An essential issue for the semiconductor industry is the development and use of environmentally sound manufacturing processes. One focus is the large amount of highly purified water required to rinse and clean a silicon wafer. The semiconductor industry is interested in reducing water use through innovative technology development. There is also a need to minimize the amount of energy required to manufacture microchips.
Most semiconductor manufacturers have voluntarily ended the use of ethylene-based glycol ethers -- fluorocarbons used as cleaning solvents. To replace them, the industry is looking for safe solvent alternatives. Although the semiconductor industry's share of total fluorocarbon use is small, the industry is still concerned about its possible impact on the earth's ozone layer.

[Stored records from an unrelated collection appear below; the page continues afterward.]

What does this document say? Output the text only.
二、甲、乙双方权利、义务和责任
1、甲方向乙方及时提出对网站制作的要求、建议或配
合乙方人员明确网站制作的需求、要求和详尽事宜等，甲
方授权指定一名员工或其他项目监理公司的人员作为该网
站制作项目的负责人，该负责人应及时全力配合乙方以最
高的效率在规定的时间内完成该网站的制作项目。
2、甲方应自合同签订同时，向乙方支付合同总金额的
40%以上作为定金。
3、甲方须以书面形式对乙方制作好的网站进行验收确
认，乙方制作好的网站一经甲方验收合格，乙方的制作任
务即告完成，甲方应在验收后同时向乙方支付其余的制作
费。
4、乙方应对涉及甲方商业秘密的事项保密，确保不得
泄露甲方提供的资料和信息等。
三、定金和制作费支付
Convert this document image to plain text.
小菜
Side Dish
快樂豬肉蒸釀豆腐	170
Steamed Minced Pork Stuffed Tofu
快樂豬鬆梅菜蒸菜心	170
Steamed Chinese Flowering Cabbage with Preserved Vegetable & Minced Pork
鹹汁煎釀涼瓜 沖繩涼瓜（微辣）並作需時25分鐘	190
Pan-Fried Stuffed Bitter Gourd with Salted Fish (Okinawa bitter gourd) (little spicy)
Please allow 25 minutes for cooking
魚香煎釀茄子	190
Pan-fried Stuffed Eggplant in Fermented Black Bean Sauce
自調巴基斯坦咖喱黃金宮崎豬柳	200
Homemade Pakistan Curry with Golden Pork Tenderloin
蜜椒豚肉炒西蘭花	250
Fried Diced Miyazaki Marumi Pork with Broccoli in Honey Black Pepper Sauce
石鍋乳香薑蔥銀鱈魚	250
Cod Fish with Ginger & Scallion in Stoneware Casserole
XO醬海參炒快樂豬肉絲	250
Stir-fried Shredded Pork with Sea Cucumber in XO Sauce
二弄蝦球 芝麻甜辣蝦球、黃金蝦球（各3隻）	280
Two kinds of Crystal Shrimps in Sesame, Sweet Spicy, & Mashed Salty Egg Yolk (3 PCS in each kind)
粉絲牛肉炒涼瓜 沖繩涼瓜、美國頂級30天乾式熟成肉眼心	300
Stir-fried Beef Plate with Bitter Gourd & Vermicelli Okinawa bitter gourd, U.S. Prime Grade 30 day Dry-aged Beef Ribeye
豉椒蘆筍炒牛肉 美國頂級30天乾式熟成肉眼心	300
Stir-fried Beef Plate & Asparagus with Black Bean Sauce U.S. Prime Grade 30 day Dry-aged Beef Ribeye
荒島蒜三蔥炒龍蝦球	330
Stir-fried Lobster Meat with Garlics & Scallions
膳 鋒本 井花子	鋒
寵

The Arizona ERC will work in partnership with firms from the semi-conductor industry that will contribute to strategic planning of the research program. These firms will interact with faculty and students in research, and provide opportunities for student interns both to learn the manufacturing process firsthand and also to contribute solutions for industrial problems while they are still in school. ERC graduates will be part of a new generation of engineers capable of integrating environmentally conscious concepts up-front in the design of manufacturing processes.
The Engineering Research Centers Program, established in 1985 by NSF, builds partnerships among universities and industry. These Centers support long-term fundamental research, integrate the knowledge of engineering and scientific disciplines in research designed to advance technology systems, and educate a new generation of engineers capable of using knowledge across disciplines to enhance the competitiveness of industry.
The SRC, the research arm of the Semiconductor Industry Association, was created in 1982. It plans and implements an integrated program of pre-competitive research conducted at 48 North American universities, national laboratories and research institutions. The SRC is located in Research Triangle Park, N.C.
SEMATECH, created in 1987, is a consortium of 10 major U.S. semiconductor companies and the U.S. Department of Defense. It seeks to develop semiconductor manufacturing technology to keep the U.S. semiconductor industry competitive. SEMATECH is located in Austin, Texas.
The National Science Foundation (NSF) is an independent federal agency that supports fundamental research and education across all fields of science and engineering. In fiscal year (FY) 2016, its budget is $7.5 billion. NSF funds reach all 50 states through grants to nearly 2,000 colleges, universities and other institutions. Each year, NSF receives more than 48,000 competitive proposals for funding and makes about 12,000 new funding awards. NSF also awards about $626 million in professional and service contracts yearly.